Some groups never really did quit, they just stalled out. Domino's (DPZ - Get Report) never ceases to amaze. But neither does Panera (PNRA) , which is part of the Action Alerts PLUS portfolio and has been incredible, especially since I spoke last week to the CEO, Ron Shaich, about the turnaround. You have a rare down day for McDonald's (MCD - Get Report) , but that's because it was the best of the group and the rest are playing catch-up.
Oil stocks are nowhere near any levels of import, except that if you participated in any of the secondary offerings of late -- namely Hess (HES - Get Report) , 25 million shares at $39, and Pioneer Natural (PXD - Get Report) , 12 million shares at $117 -- you are up huge from both, with Hess currently at $43 and Pioneer at $122. How important is this? Consider that any buyers most likely will snap up any common offered now, and remember all oil companies need capital.

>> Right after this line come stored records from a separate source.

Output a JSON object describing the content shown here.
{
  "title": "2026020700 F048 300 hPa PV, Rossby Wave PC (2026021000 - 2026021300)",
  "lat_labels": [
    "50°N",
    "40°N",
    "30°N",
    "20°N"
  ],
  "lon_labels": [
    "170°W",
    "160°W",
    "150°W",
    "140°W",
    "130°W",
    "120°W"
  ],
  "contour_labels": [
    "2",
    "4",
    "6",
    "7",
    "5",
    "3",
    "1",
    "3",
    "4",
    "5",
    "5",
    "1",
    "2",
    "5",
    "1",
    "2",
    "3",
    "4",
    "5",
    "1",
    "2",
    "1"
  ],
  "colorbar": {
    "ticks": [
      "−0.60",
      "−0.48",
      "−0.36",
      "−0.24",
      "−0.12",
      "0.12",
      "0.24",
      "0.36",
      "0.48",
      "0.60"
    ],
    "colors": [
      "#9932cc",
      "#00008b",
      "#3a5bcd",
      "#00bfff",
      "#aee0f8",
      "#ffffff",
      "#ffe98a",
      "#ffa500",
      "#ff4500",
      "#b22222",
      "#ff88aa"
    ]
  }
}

Big data has been a big sore point since the Tableau Software (DATA) /LinkedIn (LNKD) debacle less than two weeks ago. But with the collaterally damaged stocks, namely Salesforce (CRM - Get Report) and Adobe (ADBE - Get Report) , you've made 10%. Oh, and get this: the stock of Apple (AAPL - Get Report) , which also is part of the Action Alerts PLUS portfolio, seems to have found its footing, and I am sticking with my "own it, don't trade it" dictum as it begins to trend higher.
Don't you wish you bought the so-called horrible quarters from Time Warner (TWX) and Disney (DIS - Get Report) ? I don't know what to say about the latter. I said buy it at $86 and buy more lower. It complied with the former but never got lower and now it's 10% higher.

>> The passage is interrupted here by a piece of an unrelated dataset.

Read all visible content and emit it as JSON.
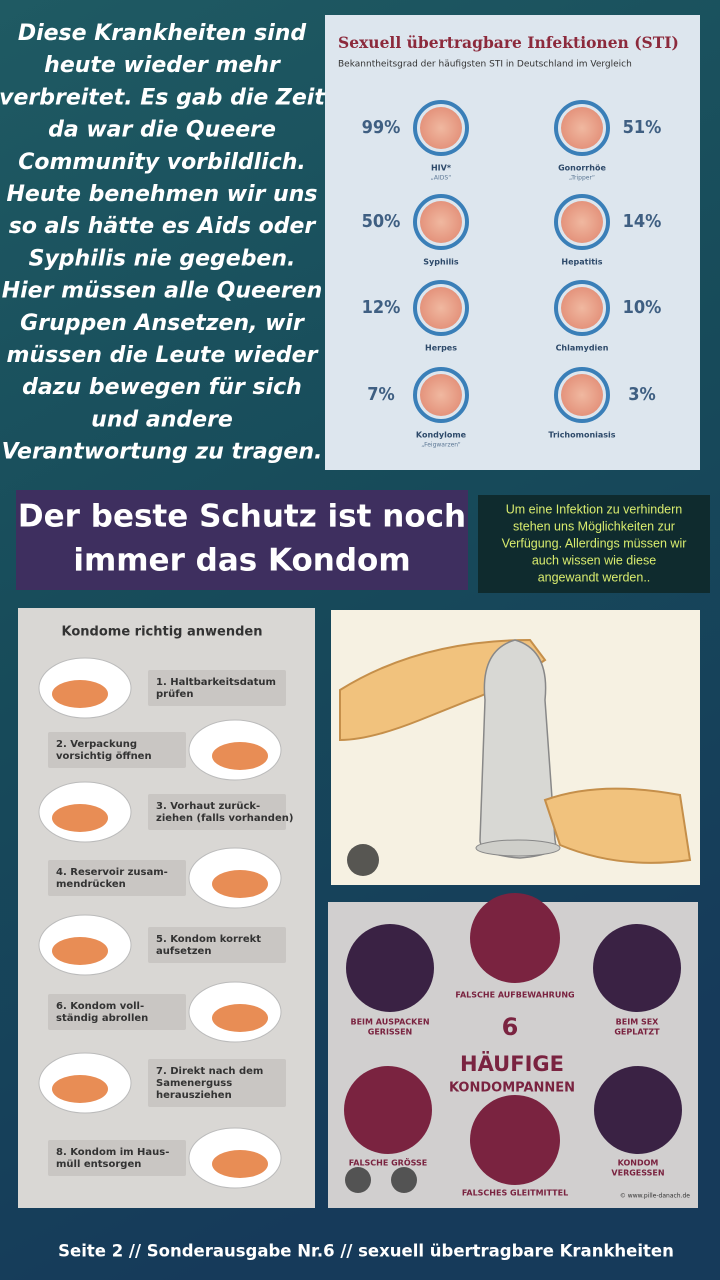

Finally, you have to love the action in the consumer packaged goods sector. Yesterday, Hormel (HRL - Get Report) hit an all-time high and today it's Campbell Soup's (CPB - Get Report) turn after another blockbuster quarter.
Now you could say that with the exception of the latter, these are all dead-cat bounces from an oversold position. What I say is that we had been in freefall and that's no longer the case. Now we're basing with broad sector appeal. Let's just say it's something to build on, a real change of the pain of 2016.